Vitamin D and Dental Implants
Within the last 10 years or so, we have realized the importance of vitamin D to the success of dental implants, and not having enough of it can be directly linked to implant failure. There are a number of studies revealing this correlation, but one paper evaluated 2,000 implants in roughly 1,000 patients. While heavy smoking (15 cigarettes per day) was associated with an approximate 50% increase in early implant failures, severe vitamin D deficiency was reported with a nearly 300% increase in overall implant failure! (Manganeo et al, 2019).
What happens if a dental implant fails due to insufficient vitamin D levels? Typically, we will see an “early-stage failure.” This means your bone does not integrate with the dental implant. For many years we did not know why a routine, simple implant placement procedure might fail. Lately, we have been able to link it to poor bone metabolism, which is directly related to patients’ vitamin and mineral levels.

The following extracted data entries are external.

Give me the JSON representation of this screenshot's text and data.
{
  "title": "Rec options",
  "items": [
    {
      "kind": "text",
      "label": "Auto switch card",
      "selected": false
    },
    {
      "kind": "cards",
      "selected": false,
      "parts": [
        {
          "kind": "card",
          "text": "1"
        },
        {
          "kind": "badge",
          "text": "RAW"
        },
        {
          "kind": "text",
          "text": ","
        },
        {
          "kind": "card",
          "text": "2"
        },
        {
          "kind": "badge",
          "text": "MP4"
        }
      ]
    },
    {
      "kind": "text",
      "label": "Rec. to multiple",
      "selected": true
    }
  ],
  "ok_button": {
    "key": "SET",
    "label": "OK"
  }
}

Checking Your Vitamin D Levels
So what are good and bad levels, and what should your level be for dental implant surgery? A level below 20 ng/ml is a deficiency. Optimal levels are 30 ng/ml. If you are undergoing dental implant surgery, your level should be between 40 and 60 ng/ml. This is because stress (ie: dental surgery) will decrease your Vitamin D level. Be careful: there is such a thing as vitamin D toxicity. Too much of a good thing can be bad. This level is defined as 150 ng/ml, or greater.

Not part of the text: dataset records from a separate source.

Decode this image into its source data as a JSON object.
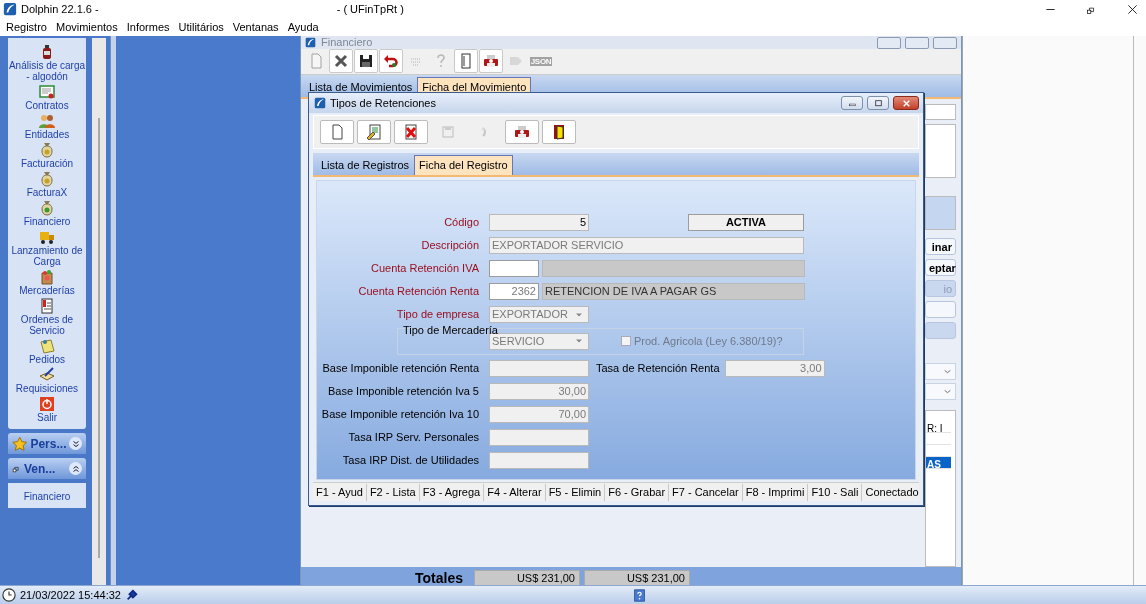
{
  "window": {
    "title": "Dolphin 22.1.6 -",
    "title_suffix": "- ( UFinTpRt )"
  },
  "menu": [
    "Registro",
    "Movimientos",
    "Informes",
    "Utilitários",
    "Ventanas",
    "Ayuda"
  ],
  "sidebar": {
    "items": [
      {
        "label": "Análisis de carga - algodón"
      },
      {
        "label": "Contratos"
      },
      {
        "label": "Entidades"
      },
      {
        "label": "Facturación"
      },
      {
        "label": "FacturaX"
      },
      {
        "label": "Financiero"
      },
      {
        "label": "Lanzamiento de Carga"
      },
      {
        "label": "Mercaderías"
      },
      {
        "label": "Ordenes de Servicio"
      },
      {
        "label": "Pedidos"
      },
      {
        "label": "Requisiciones"
      },
      {
        "label": "Salir"
      }
    ],
    "groups": [
      {
        "label": "Pers...",
        "expanded": false
      },
      {
        "label": "Ven...",
        "expanded": true,
        "children": [
          {
            "label": "Financiero"
          }
        ]
      }
    ]
  },
  "background_window": {
    "title": "Financiero",
    "toolbar": [
      {
        "disabled": true
      },
      {
        "disabled": false
      },
      {
        "disabled": false
      },
      {
        "disabled": false
      },
      {
        "disabled": true
      },
      {
        "disabled": true
      },
      {
        "disabled": false
      },
      {
        "disabled": false
      },
      {
        "disabled": true
      },
      {
        "disabled": true,
        "label": "JSON"
      }
    ],
    "tabs": [
      {
        "label": "Lista de Movimientos",
        "selected": false
      },
      {
        "label": "Ficha del Movimiento",
        "selected": true
      }
    ],
    "side_buttons": [
      {
        "label": "inar",
        "disabled": false
      },
      {
        "label": "eptar",
        "disabled": false
      },
      {
        "label": "io",
        "disabled": true
      },
      {
        "disabled": false
      },
      {
        "disabled": true
      }
    ],
    "table_rows": [
      {
        "text": "R: I",
        "selected": false
      },
      {
        "selected": false
      },
      {
        "selected": false
      },
      {
        "text": "AS",
        "selected": true
      }
    ],
    "totals": {
      "label": "Totales",
      "values": [
        "US$ 231,00",
        "US$ 231,00"
      ]
    }
  },
  "dialog": {
    "title": "Tipos de Retenciones",
    "toolbar": [
      {
        "disabled": false
      },
      {
        "disabled": false
      },
      {
        "disabled": false
      },
      {
        "disabled": true
      },
      {
        "disabled": true
      },
      {
        "disabled": false
      },
      {
        "disabled": false
      }
    ],
    "tabs": [
      {
        "label": "Lista de Registros",
        "selected": false
      },
      {
        "label": "Ficha del Registro",
        "selected": true
      }
    ],
    "status_badge": "ACTIVA",
    "rows": [
      {
        "kind": "row",
        "label": "Código",
        "required": true,
        "fields": [
          {
            "kind": "readonly",
            "value": "5",
            "disabled": false
          }
        ]
      },
      {
        "kind": "row",
        "label": "Descripción",
        "required": true,
        "fields": [
          {
            "kind": "long",
            "value": "EXPORTADOR SERVICIO",
            "disabled": true
          }
        ]
      },
      {
        "kind": "row",
        "label": "Cuenta Retención IVA",
        "required": true,
        "fields": [
          {
            "kind": "input"
          },
          {
            "kind": "name"
          }
        ]
      },
      {
        "kind": "row",
        "label": "Cuenta Retención Renta",
        "required": true,
        "fields": [
          {
            "kind": "input",
            "value": "2362",
            "disabled": true
          },
          {
            "kind": "name",
            "value": "RETENCION DE IVA A PAGAR GS",
            "disabled": true
          }
        ]
      },
      {
        "kind": "row",
        "label": "Tipo de empresa",
        "required": true,
        "fields": [
          {
            "kind": "select",
            "value": "EXPORTADOR",
            "disabled": true
          }
        ]
      },
      {
        "kind": "group",
        "legend": "Tipo de Mercadería",
        "select": {
          "value": "SERVICIO",
          "disabled": true
        },
        "checkbox": {
          "label": "Prod. Agricola (Ley 6.380/19)?",
          "checked": false,
          "disabled": true
        }
      },
      {
        "kind": "row",
        "label": "Base Imponible retención Renta",
        "required": false,
        "fields": [
          {
            "kind": "text",
            "disabled": true
          }
        ],
        "side": {
          "label": "Tasa de Retención Renta",
          "field": {
            "kind": "text",
            "value": "3,00",
            "disabled": true
          }
        }
      },
      {
        "kind": "row",
        "label": "Base Imponible retención Iva 5",
        "required": false,
        "fields": [
          {
            "kind": "text",
            "value": "30,00",
            "disabled": true
          }
        ]
      },
      {
        "kind": "row",
        "label": "Base Imponible retención Iva 10",
        "required": false,
        "fields": [
          {
            "kind": "text",
            "value": "70,00",
            "disabled": true
          }
        ]
      },
      {
        "kind": "row",
        "label": "Tasa IRP Serv. Personales",
        "required": false,
        "fields": [
          {
            "kind": "text",
            "disabled": true
          }
        ]
      },
      {
        "kind": "row",
        "label": "Tasa IRP Dist. de Utilidades",
        "required": false,
        "fields": [
          {
            "kind": "text",
            "disabled": true
          }
        ]
      }
    ],
    "function_keys": [
      "F1 - Ayud",
      "F2 - Lista",
      "F3 - Agrega",
      "F4 - Alterar",
      "F5 - Elimin",
      "F6 - Grabar",
      "F7 - Cancelar",
      "F8 - Imprimi",
      "F10 - Sali"
    ],
    "connection": "Conectado"
  },
  "status_bar": {
    "datetime": "21/03/2022 15:44:32"
  }
}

How can you test your Vitamin D level quickly and effectively? You can go to a lab such as Quest or Labcorp and utilize your medical insurance. As an alternative, a quick and simple in-office pin-prick test can be administered in the dental office. Costs are around $90, and results are determined in approximately 10 minutes.
What can be done if your Vitamin D level is determined to be deficient? Dietary supplements of Vitamin D by themselves will bring levels up to desirable amounts in 8 to 12 weeks. This is not conducive to moving forward with a dental implant procedure quickly. There is a supplement designed for dentistry and implant/bone grafting procedures that combines Vitamin D with other “co-factors” such as vitamin K, magnesium, calcium, and others: this supplement can decrease the “replenishment rate” down to 4 weeks. It is also recommended you continue the supplements for 2 weeks after the procedure.

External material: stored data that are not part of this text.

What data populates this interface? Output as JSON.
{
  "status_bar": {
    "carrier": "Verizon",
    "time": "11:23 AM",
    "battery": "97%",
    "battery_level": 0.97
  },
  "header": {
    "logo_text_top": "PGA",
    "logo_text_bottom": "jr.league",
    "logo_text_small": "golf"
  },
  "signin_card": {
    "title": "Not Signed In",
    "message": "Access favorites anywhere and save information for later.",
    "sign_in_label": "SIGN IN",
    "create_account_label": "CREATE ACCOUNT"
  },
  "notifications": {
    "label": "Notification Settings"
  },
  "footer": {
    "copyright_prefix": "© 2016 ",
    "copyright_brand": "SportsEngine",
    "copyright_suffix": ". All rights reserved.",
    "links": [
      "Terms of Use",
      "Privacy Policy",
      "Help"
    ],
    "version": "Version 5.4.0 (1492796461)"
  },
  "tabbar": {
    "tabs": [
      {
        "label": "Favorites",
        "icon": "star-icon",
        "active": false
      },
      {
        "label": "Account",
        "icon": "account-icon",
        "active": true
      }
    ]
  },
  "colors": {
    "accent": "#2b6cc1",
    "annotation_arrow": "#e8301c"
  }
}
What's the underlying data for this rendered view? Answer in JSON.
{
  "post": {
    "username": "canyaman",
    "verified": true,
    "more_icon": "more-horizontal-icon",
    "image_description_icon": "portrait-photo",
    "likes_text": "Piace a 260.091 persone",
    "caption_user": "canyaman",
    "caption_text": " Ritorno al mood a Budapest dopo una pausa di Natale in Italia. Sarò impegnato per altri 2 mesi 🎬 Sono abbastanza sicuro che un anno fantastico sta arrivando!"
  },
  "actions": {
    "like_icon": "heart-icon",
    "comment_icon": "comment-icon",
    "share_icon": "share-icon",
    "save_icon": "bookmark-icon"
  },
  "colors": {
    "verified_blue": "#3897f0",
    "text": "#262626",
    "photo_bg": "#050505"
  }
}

Vitamin D cannot provide its benefits for bone metabolism on its own. That’s why “co-factors” (mentioned above) are necessary. These co-factors allow your body to utilize and activate Vitamin D.
In conclusion, the world of dental implants has found a new level of respect for vitamins, minerals, and anti-oxidants. Overall health is important not only to your well-being but also to the success of any dental implant procedure you might be considering!